A Doctor of Medicine and Doctor of Jurisprudence are first professional degrees in which individuals will practice their respective profession and have completed the necessary certification or licensure. Yes, you can have both! There are Doctorates of Medicine and Philosophy (M.D./Ph.D.) and Doctorates of Jurisprudence and Juridical Science (J.D./S.J.D.).
Why should we care?
Earning any higher education degree in the U.S. is not easy. Especially, if you have earned a doctorate. It takes time, money and a toll on your physical and mental well-being. While we seek validation, appreciation and respect based on these accomplishments, this will not always happen.
Why? According to the U.S. Census less than 2 percent of the whole U.S. population hold a Ph.D. or M.D. That small percentage is directly linked to such comments as “but you’re not a real doctor.” Most of the general public are unaware of degree types and classifications. Yes, you will most likely have to explain it.
View it as a learning opportunity. The more we can share our knowledge, the more we educate the general public. Banksy said it best, “If you get tired, learn to rest, not to quit!” Apply that to learning opportunities.
How do you explain the Ph.D. to your family?
I think it is important regardless of what “doctorate” you have to return to the words of Danny, “What is the story you want to tell?” Or, how do you want to share the story and what can you learn from telling it?
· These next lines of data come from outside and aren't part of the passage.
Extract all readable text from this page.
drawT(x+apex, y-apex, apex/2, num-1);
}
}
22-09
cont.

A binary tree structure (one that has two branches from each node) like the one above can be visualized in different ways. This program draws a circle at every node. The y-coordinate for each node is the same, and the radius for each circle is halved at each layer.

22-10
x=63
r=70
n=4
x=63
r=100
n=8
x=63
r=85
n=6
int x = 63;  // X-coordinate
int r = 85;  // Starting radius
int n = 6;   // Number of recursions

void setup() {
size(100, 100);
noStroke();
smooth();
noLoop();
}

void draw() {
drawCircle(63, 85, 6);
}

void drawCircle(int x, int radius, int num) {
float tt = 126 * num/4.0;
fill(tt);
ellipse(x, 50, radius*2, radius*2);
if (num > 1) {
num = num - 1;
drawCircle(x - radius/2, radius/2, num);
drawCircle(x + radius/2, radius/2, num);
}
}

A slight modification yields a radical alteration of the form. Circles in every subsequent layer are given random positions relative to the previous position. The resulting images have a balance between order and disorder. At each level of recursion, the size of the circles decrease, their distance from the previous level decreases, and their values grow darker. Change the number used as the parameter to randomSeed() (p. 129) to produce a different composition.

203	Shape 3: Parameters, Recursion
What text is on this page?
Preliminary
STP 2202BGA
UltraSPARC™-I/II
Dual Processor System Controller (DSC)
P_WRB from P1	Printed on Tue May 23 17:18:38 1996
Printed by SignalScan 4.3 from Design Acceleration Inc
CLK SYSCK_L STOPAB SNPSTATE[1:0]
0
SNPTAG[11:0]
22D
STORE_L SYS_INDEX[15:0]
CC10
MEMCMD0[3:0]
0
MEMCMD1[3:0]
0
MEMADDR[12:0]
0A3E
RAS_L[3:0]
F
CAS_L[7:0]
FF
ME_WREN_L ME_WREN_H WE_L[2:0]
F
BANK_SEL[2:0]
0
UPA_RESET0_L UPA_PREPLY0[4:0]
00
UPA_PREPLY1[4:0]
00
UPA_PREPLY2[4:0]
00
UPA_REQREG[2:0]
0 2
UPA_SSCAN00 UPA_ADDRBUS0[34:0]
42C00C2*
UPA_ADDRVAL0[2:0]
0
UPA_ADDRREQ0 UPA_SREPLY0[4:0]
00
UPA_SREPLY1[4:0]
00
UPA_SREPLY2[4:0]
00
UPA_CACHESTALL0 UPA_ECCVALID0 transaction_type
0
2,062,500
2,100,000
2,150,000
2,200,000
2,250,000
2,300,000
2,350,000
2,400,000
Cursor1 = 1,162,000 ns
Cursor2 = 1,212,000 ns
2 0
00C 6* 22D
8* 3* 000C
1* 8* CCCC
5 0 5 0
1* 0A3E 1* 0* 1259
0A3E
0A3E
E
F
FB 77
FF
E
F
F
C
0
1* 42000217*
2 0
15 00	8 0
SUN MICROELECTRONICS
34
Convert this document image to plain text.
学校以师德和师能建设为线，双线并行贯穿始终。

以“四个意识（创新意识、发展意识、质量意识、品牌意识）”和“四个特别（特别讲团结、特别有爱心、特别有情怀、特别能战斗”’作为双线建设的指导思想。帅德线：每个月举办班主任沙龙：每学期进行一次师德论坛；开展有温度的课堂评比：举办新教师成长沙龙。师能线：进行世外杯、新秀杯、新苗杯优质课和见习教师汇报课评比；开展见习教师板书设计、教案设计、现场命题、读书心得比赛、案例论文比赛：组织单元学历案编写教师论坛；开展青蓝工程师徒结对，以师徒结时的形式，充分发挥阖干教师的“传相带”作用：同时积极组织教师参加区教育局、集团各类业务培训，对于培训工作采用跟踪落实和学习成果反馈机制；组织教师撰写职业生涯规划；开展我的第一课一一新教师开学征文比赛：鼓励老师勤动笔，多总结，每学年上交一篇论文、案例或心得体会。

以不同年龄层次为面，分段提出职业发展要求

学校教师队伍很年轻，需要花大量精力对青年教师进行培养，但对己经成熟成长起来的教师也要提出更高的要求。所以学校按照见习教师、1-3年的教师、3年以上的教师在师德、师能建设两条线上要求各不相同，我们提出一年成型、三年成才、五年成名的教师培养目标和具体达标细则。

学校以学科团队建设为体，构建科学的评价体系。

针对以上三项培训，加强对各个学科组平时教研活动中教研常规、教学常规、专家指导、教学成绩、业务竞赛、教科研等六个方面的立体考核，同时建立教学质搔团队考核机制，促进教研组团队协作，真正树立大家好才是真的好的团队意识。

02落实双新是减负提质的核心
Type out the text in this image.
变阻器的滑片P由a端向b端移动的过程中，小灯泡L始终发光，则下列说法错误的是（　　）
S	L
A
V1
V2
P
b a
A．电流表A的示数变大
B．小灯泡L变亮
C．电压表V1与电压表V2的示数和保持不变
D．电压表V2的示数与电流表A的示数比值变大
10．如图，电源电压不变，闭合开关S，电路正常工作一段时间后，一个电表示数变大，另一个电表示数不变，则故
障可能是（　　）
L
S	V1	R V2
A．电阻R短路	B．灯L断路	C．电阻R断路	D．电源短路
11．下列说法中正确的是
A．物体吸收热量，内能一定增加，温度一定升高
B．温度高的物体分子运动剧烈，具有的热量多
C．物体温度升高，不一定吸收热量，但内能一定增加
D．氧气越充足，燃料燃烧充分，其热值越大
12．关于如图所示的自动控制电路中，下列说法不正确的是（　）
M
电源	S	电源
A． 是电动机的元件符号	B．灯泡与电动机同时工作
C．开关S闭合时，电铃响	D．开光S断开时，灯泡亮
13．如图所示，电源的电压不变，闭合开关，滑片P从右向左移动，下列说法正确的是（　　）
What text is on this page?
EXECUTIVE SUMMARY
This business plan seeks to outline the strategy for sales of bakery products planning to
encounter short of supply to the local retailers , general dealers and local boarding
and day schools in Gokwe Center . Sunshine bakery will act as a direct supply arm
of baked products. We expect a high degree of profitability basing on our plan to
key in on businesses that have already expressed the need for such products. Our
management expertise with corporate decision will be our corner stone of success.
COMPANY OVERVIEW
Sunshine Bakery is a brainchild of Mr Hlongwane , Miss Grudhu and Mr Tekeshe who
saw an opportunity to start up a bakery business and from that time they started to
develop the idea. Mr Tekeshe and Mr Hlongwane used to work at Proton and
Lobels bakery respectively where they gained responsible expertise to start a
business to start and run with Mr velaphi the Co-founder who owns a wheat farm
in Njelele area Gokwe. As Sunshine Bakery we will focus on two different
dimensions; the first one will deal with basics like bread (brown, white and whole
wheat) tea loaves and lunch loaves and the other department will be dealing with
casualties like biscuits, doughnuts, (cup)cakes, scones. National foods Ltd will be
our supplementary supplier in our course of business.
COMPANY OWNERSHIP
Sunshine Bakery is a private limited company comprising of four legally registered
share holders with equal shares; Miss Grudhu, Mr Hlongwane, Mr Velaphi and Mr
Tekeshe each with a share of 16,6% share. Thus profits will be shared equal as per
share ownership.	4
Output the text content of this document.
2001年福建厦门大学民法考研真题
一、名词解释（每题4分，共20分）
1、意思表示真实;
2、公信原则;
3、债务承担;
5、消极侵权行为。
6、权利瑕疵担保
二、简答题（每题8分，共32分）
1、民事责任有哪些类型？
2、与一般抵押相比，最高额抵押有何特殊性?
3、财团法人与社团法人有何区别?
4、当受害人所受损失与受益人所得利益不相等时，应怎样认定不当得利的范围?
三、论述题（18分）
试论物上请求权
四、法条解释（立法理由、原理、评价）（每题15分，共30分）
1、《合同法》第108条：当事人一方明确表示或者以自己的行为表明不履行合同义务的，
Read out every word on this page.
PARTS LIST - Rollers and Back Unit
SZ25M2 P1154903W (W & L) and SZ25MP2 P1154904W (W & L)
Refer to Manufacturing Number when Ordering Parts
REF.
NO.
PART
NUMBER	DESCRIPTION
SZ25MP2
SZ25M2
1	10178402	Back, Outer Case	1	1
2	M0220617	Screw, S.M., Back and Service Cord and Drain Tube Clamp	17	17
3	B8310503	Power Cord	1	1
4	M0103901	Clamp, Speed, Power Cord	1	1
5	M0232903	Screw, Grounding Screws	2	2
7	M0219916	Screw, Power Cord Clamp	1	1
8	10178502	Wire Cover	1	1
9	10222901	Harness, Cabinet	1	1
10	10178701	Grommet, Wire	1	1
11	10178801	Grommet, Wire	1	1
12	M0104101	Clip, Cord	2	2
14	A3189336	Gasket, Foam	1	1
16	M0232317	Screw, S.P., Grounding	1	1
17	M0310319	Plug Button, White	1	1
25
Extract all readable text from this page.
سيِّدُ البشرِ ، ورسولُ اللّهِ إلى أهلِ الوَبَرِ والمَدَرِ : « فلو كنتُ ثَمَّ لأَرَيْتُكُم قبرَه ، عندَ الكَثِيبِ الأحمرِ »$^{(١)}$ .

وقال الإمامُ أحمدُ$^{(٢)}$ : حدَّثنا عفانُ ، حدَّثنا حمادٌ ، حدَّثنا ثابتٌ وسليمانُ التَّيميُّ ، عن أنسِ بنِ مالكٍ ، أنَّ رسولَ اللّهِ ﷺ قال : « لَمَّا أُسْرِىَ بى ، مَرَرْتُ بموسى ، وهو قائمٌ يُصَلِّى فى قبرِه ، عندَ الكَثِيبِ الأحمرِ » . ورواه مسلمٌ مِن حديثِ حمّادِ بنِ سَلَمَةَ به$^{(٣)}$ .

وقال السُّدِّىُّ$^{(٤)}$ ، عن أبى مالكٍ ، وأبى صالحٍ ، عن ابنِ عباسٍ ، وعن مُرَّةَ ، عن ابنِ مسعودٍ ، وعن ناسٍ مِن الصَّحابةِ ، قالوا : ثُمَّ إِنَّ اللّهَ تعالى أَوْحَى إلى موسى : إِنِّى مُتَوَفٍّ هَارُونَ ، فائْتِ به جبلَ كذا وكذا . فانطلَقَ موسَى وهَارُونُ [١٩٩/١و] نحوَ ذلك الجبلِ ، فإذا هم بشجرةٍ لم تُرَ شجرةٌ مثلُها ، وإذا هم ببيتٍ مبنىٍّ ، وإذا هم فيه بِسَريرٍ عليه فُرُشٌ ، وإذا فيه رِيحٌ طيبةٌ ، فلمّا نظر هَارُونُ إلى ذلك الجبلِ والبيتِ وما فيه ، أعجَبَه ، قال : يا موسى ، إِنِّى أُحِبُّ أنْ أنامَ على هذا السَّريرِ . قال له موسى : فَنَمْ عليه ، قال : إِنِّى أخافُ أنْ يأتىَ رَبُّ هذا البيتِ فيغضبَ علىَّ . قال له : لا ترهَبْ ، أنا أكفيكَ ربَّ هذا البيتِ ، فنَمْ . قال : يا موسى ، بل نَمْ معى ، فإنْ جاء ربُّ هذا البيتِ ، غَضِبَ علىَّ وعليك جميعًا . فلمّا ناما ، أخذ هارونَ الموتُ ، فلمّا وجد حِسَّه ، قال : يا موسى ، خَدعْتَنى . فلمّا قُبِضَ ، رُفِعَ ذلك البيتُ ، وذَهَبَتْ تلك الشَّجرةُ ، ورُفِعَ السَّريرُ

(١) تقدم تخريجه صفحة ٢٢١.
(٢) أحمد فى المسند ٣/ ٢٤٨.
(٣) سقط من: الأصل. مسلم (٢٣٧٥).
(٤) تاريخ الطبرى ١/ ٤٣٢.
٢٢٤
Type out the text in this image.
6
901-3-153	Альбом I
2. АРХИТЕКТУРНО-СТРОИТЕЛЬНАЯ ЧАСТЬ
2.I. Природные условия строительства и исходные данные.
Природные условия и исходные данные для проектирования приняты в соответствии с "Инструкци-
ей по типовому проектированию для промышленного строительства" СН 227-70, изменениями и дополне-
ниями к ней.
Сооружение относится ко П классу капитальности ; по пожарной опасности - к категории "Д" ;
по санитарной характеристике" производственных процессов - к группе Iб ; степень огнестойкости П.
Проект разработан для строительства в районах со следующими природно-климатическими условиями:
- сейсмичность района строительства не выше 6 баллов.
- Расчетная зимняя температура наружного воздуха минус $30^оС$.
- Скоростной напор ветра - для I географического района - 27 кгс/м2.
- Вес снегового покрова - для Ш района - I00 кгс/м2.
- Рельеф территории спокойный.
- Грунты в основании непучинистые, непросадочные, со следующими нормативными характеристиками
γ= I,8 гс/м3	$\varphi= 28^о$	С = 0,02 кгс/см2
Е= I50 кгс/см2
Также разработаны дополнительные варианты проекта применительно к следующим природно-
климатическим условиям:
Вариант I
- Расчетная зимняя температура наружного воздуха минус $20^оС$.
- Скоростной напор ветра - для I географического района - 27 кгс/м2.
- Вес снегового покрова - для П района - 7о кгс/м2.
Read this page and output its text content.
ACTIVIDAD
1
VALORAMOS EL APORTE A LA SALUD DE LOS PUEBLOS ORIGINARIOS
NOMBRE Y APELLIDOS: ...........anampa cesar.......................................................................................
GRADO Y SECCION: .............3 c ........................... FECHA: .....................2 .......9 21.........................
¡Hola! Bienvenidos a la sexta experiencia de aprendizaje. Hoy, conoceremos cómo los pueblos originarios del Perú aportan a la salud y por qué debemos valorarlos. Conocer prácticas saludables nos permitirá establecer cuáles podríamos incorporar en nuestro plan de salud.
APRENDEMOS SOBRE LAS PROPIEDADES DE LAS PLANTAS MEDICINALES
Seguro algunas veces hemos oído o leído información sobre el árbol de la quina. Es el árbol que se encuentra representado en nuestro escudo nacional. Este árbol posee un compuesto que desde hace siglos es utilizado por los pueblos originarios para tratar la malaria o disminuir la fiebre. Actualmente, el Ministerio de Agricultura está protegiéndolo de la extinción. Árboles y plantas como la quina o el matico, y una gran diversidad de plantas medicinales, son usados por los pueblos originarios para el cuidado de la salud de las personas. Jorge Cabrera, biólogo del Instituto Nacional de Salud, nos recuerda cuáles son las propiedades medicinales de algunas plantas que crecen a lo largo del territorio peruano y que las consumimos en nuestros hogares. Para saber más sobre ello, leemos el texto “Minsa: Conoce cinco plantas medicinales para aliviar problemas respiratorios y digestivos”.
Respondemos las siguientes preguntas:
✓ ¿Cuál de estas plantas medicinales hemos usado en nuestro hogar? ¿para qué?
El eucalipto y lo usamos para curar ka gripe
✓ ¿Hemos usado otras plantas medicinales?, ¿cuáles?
At every stage of my graduate degree I shared it will my family and still do. Danny is a very family friendly and welcoming academic.
My parents were at my dissertation defense and as I was being vigorously questioned by my committee, my father abruptly interrupted. He wanted to protect me from the difficult questions being asked. Fatherly instinct. Instead of Danny shutting this down, he allowed my father to make his stance. We all still laugh about it today.
For me, that was a sharing of a story, as chapter 1 of my dissertation was based on my father’s educational trajectory. I learned that day, that I was a bridge to bringing unheard voices into spaces where they otherwise would not be present. It is not about explaining the Ph.D., it is about sharing it for others to experience.
You have to ask yourself: what is the story you want to tell and how will you share it?